マンションの前に止められた引っ越しのミニバンの脇を通ってもう一度、駐輪場の陰と陽の境目に自転車を倒す。そして擦れる音の原因を探る。(こうやっていろいろな部位を良くよく見てみると、ところどころ剥げたり欠けたりしている。購入したのは名古屋に転勤してきた初年度の5月頃だったろうか?もう30か月以上も前の話だ。その間いろいろなところで倒したりぶつけたりしてきたわけだ。)いろいろな部位を触ってみる。初めて触れる部位が初めてのファンクションを見せる。形の悪い明太子みたいにブリっとした部位が蟹の鋏みたいな動き方を見せる。

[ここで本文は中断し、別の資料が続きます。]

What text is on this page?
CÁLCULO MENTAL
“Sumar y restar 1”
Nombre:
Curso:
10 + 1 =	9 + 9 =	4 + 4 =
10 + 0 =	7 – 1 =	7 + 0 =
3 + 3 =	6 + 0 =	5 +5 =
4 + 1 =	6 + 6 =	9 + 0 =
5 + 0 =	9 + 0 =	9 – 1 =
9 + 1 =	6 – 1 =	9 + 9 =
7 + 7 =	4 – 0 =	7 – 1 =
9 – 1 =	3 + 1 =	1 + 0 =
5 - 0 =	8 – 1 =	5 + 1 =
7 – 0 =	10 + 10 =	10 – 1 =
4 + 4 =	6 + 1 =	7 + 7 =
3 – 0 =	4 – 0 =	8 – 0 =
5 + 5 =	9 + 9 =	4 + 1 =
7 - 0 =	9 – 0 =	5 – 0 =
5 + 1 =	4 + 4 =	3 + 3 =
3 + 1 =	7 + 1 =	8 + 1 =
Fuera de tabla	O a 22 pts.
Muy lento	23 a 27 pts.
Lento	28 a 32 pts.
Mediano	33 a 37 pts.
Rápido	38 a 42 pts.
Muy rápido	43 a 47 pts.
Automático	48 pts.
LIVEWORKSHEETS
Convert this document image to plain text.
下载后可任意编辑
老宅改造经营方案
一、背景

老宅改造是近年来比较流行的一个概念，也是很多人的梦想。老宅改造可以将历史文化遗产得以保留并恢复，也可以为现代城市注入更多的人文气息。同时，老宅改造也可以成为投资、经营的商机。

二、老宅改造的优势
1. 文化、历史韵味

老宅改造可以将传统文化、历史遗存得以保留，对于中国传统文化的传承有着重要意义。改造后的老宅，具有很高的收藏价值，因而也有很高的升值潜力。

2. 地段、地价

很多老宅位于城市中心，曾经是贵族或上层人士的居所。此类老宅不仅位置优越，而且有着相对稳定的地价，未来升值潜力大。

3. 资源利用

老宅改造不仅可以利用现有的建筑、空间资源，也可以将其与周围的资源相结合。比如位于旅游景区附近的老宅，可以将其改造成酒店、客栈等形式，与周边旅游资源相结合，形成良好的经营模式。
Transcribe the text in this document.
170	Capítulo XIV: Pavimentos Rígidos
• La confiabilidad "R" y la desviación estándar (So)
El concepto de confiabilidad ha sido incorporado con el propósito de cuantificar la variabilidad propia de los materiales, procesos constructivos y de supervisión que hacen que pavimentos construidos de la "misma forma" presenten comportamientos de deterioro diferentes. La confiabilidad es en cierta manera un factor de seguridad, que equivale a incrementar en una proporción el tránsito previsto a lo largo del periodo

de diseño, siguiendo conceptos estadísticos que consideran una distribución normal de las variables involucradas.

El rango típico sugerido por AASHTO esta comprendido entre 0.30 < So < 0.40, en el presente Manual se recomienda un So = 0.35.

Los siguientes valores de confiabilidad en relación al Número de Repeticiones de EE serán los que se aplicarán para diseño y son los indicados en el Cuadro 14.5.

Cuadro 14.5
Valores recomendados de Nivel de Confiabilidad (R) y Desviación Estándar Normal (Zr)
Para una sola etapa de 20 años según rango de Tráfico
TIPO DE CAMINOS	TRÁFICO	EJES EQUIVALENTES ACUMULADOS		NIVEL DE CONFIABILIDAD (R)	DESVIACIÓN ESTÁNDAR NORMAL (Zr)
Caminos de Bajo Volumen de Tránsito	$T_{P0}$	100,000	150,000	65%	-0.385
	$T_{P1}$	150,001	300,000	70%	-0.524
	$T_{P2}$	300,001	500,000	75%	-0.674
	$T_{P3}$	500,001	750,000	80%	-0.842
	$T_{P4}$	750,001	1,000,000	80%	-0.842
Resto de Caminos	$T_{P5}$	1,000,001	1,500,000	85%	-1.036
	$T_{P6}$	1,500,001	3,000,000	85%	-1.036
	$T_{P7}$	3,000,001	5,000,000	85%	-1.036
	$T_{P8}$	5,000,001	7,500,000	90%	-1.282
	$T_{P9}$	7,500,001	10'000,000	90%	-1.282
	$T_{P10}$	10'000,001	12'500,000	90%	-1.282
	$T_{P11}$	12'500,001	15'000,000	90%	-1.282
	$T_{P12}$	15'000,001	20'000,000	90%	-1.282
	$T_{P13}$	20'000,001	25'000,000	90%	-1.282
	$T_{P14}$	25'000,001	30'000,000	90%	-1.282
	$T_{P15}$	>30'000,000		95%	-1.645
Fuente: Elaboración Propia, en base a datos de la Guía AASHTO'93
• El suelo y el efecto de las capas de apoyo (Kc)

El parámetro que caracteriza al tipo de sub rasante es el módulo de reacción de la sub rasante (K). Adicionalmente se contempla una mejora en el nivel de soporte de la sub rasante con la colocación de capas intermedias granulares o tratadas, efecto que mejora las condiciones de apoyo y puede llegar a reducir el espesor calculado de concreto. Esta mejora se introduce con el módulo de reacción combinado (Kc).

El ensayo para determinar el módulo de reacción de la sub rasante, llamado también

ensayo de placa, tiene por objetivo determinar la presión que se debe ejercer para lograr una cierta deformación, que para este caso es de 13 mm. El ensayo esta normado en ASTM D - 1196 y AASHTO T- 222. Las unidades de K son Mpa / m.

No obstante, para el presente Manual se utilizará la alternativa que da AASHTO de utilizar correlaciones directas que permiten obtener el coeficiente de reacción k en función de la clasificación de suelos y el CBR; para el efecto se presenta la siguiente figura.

音の原因は後輪のブレーキだった。ブレーキの右のゴムが後輪に少しだけ触れていたのだ。どこかのネジが緩んでいるせいか?問題を解決に導くたった一つの締めるべきネジを探した。しかしそんなものは無かった。原因はもっと単純で、おそらく倒れたかなにかした拍子にタイヤの軸が歪んでしまったのだ。軸が歪んで、ブレーキのゴムに接触してしまっている。となると必要なのは力を込めて歪みを矯正することだ。倒した自転車の後輪を慎重に踏み、ゆっくりと力をのせていく。そうしてブレーキ・タイヤ間に適切な隙間を取り戻した。

それで解決した。擦れる音は無くなった。不思議とチェーンももうそれ以降は外れるそぶりを見せなくなった。なんとか走れるまで修復できた。しかしまだ一抹の不安は残る。完全な信頼には若干の距離がある。裏切った自分への当然の見返りだ。これから何が起きるかわからないぞ。たとえば下り坂の途中で前輪が外れるとか。大怪我だ。ブレーキが壊れて通行人を轢いてしまうとか。それが老人や小さな子どもだったら取り返しのつかないことになる。とにかくゆっくり漕いで行こう。そう考えながら平和公園を目指して、広小路通りを東に進んだ。

 

おなかすいた。

時刻は13時前。 

公園に行く前に覚王山で昼食にしよう。